§ 27 HWaldG, Aufgaben des Landesbetriebs Hessen-Forst

§ 27 HWaldG
Hessisches Waldgesetz (HWaldG)
Landesrecht Hessen

ACHTER TEIL – Landesforstverwaltung, Landesforstausschuss

Titel: Hessisches Waldgesetz (HWaldG)
Normgeber: Hessen
Amtliche Abkürzung: HWaldG
Gliederungs-Nr.: 86-41
gilt ab: 01.01.2016
Normtyp: Gesetz
gilt bis: [keine Angabe]
Fundstelle: GVBl. 2013 S. 458 vom 08.07.2013

(1) Der Landesbetrieb Hessen-Forst nimmt die Rechte und Pflichten des Landes als Waldeigentümer wahr, erbringt forstbetriebliche und -technische Dienstleistungen für den Körperschafts- und Privatwald, beteiligt sich an der forstwissenschaftlichen Forschung und nimmt am wissenschaftlichen Austausch teil, betreibt Waldpädagogik und unterstützt die Forstbehörden, damit diese ihre Aufgaben wahrnehmen können.

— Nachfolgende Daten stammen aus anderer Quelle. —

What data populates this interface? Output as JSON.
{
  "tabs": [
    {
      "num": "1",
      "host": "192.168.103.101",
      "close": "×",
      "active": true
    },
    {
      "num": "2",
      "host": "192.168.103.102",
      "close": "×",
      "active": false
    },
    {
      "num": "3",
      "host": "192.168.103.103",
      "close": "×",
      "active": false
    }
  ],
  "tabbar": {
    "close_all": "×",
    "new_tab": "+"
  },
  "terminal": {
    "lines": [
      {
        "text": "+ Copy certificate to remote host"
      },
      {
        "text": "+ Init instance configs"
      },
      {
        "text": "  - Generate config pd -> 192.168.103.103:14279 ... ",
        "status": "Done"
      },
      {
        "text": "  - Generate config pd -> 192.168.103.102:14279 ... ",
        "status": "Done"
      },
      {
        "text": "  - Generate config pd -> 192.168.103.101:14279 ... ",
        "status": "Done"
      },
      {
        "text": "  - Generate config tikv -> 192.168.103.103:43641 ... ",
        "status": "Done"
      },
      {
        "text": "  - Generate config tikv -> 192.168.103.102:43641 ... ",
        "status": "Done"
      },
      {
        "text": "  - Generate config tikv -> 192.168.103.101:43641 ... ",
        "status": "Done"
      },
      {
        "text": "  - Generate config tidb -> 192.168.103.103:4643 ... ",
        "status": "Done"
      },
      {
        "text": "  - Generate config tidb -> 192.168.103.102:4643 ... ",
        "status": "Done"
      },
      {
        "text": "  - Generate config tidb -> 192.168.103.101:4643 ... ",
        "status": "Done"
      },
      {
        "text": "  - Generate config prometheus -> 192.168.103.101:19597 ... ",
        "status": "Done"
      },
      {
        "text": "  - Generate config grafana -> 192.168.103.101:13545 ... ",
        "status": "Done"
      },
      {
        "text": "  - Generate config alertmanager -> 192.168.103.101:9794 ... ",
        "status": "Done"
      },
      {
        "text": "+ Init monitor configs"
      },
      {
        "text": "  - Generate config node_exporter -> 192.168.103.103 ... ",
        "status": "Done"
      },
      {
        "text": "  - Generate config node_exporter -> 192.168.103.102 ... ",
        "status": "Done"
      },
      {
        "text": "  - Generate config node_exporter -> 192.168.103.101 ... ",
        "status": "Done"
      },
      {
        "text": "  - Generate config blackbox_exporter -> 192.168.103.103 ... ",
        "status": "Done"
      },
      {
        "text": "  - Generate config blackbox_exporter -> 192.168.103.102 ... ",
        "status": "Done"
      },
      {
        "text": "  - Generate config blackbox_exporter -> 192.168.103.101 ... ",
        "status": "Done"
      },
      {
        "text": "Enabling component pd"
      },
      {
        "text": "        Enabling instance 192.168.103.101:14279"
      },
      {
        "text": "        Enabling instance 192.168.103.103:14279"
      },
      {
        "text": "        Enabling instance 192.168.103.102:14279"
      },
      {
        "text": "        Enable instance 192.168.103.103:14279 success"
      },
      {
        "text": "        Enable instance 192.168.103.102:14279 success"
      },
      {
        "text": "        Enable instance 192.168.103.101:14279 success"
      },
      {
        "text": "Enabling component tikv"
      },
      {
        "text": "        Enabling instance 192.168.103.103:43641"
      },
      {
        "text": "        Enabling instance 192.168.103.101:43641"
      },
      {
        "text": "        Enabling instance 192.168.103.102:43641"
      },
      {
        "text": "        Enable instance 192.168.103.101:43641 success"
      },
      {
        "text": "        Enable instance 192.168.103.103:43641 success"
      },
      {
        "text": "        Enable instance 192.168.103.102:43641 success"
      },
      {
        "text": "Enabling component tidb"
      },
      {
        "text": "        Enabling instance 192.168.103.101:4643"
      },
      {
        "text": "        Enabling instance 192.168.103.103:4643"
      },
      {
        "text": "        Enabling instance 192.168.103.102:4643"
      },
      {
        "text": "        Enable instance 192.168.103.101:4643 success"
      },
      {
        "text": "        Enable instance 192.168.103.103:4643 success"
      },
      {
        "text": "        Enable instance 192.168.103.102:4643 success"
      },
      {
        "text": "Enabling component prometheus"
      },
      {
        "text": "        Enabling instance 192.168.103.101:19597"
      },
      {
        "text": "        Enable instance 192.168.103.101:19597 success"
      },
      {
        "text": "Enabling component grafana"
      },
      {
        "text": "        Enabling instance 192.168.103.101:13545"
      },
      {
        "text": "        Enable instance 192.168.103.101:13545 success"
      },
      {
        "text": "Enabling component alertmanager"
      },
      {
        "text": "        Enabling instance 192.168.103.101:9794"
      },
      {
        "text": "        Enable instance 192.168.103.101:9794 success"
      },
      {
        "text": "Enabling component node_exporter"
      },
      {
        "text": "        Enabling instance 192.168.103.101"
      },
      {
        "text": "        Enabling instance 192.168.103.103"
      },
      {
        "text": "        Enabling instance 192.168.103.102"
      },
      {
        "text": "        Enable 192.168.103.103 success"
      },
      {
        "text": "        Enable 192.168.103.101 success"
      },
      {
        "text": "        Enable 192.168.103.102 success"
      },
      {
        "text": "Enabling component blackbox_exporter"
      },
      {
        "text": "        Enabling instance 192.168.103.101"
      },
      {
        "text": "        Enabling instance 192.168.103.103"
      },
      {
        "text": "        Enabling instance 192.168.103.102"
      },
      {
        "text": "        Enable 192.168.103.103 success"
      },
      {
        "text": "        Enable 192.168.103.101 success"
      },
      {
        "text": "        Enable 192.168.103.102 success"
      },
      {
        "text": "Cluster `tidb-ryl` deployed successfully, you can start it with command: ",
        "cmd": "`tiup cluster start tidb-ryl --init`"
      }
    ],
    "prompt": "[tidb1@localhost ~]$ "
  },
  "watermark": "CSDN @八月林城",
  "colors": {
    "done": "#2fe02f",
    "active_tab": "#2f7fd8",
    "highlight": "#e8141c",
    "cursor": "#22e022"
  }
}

(2) Dem Landesbetrieb sind insbesondere folgende Aufgaben übertragen:

  1. 1.

    die Bewirtschaftung des Staatswaldes und der ihm übertragenen Liegenschaften des Landes nach betriebswirtschaftlichen Grundsätzen und unter Wahrung der besonderen Gemeinwohlverpflichtung,

  2. 2.

    die forsttechnische Leitung und der forsttechnische Betrieb für den Körperschaftswald nach Maßgabe des § 19,

  3. 3.

    die allgemeine und besondere Förderung der Waldbesitzerinnen und Waldbesitzer nach Maßgabe des § 22 Abs. 1,

  4. 4.

    die Mitwirkung bei der finanziellen Förderung des Körperschafts- und Privatwaldes nach Europa-, Bundes- und Landesrecht,

  5. 5.

    die Erstellung der Betriebspläne für den Staatswald und den staatlich betreuten Körperschaftswald oder im Privatwald aufgrund vertraglicher Vereinbarung,

  6. 6.

    die Vornahme von waldökologischen, waldwachstums- und standortkundlichen Untersuchungen, sowie von Waldschutzuntersuchungen und -beratungen, die Erhaltung forstlicher Genressourcen, die forstliche Landespflege und Umweltkontrolle sowie die Erstellung forstfachlicher Gutachten,

  7. 7.

    die fachliche Aus-, Fort- und Weiterbildung, Waldpädagogik, Öffentlichkeitsarbeit, Umweltbildung sowie die Tätigkeiten, die der Schutz- und Erholungsfunktion dienen,

  8. 8.

    die Verwaltung des forstfiskalischen Vermögens,

  9. 9.

    die Erhebung, Verwaltung und Vernetzung von den Wald betreffenden Naturschutzdaten, soweit dies zur Erfüllung der Aufgaben nach den Nr. 1 bis 6, auch im Hinblick auf Art. 17 Abs. 1 der Richtlinie 2007/2/EG des Europäischen Parlamentes und des Rates vom 14. März 2007 zur Schaffung einer Geodateninfrastruktur in der Europäischen Gemeinschaft (ABl. EU Nr. L 108 S. 1), erforderlich ist,

  10. 10.

    die Einrichtung, Organisation und der Betrieb der Forstämter und der Revierförstereien in den staatlichen Forstamtsbezirken.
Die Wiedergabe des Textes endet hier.